Sanatçı Alican Leblebici Muhammed Ali’nin tarihsel olarak verdiği bu ilhamla güç, mücadele, adalet, eşitlik, strateji ve direniş gibi kavramların görünür olduğu bir arenaya odaklanıyor. Muhammed Ali’yi yalnızca bir boksör, bir sporcu olarak görmek yerine adalet arayışı içinde sosyopolitik bir figür olarak ringe çıkarıyor ve onu haksızlığa karşı bir direniş sembolü olarak resmediyor. Muhammed Ali’nin çocukluğundan ilk gençliğine, kariyerinin zirvesinden siyasi protestolarına kadar aşinası olduğumuz görsellerini kendi kompozisyonunda işliyor. Ringi egemenlik, otorite ve kontrolün sembolü olarak okuyan sanatçı böylelikle toplumdaki güç dengelerini, mücadele eden taraflar arasındaki sosyal, politik veya ideolojik farklılıkları masaya yatırıyor.

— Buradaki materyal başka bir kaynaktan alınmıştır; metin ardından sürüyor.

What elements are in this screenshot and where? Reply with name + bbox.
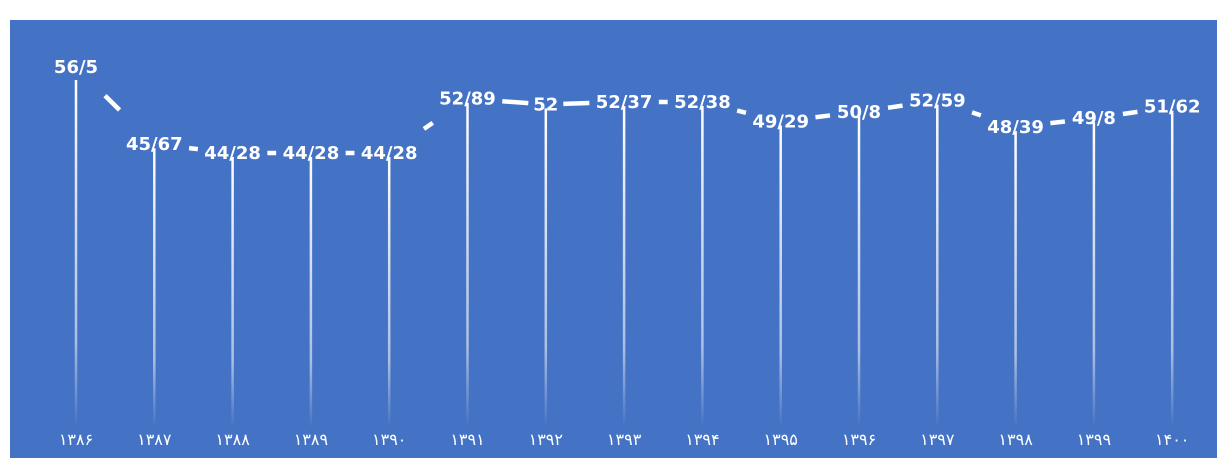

Sergide Alican Leblebici, Muhammed Ali’nin sivil haklar hareketine yaptığı katkıları gerçekçi resimler, neon semboller ve pop-art esintileriyle gözler önüne sermesinin yanı sıra yapay zekâ araçlarını da kullanarak ürettiği bir videoyla da “Muhammed Ali günümüzde yaşıyor olsaydı dünyaya nasıl bir mesaj verirdi?” sorusunu izleyicilerle buluşturuyor. 1-30 Eylül tarihleri arasında Merdiven Art Space’de görülebilecek “Ringin Ortasında” başlıklı sergisini, karşılık geldiği semboller çerçevesinde sanatçıyla konuştuk.
Boks sporunu kendi açınızdan nasıl yorumluyorsunuz? Boksun sizdeki ifadesi ve karşılığı tam olarak ne?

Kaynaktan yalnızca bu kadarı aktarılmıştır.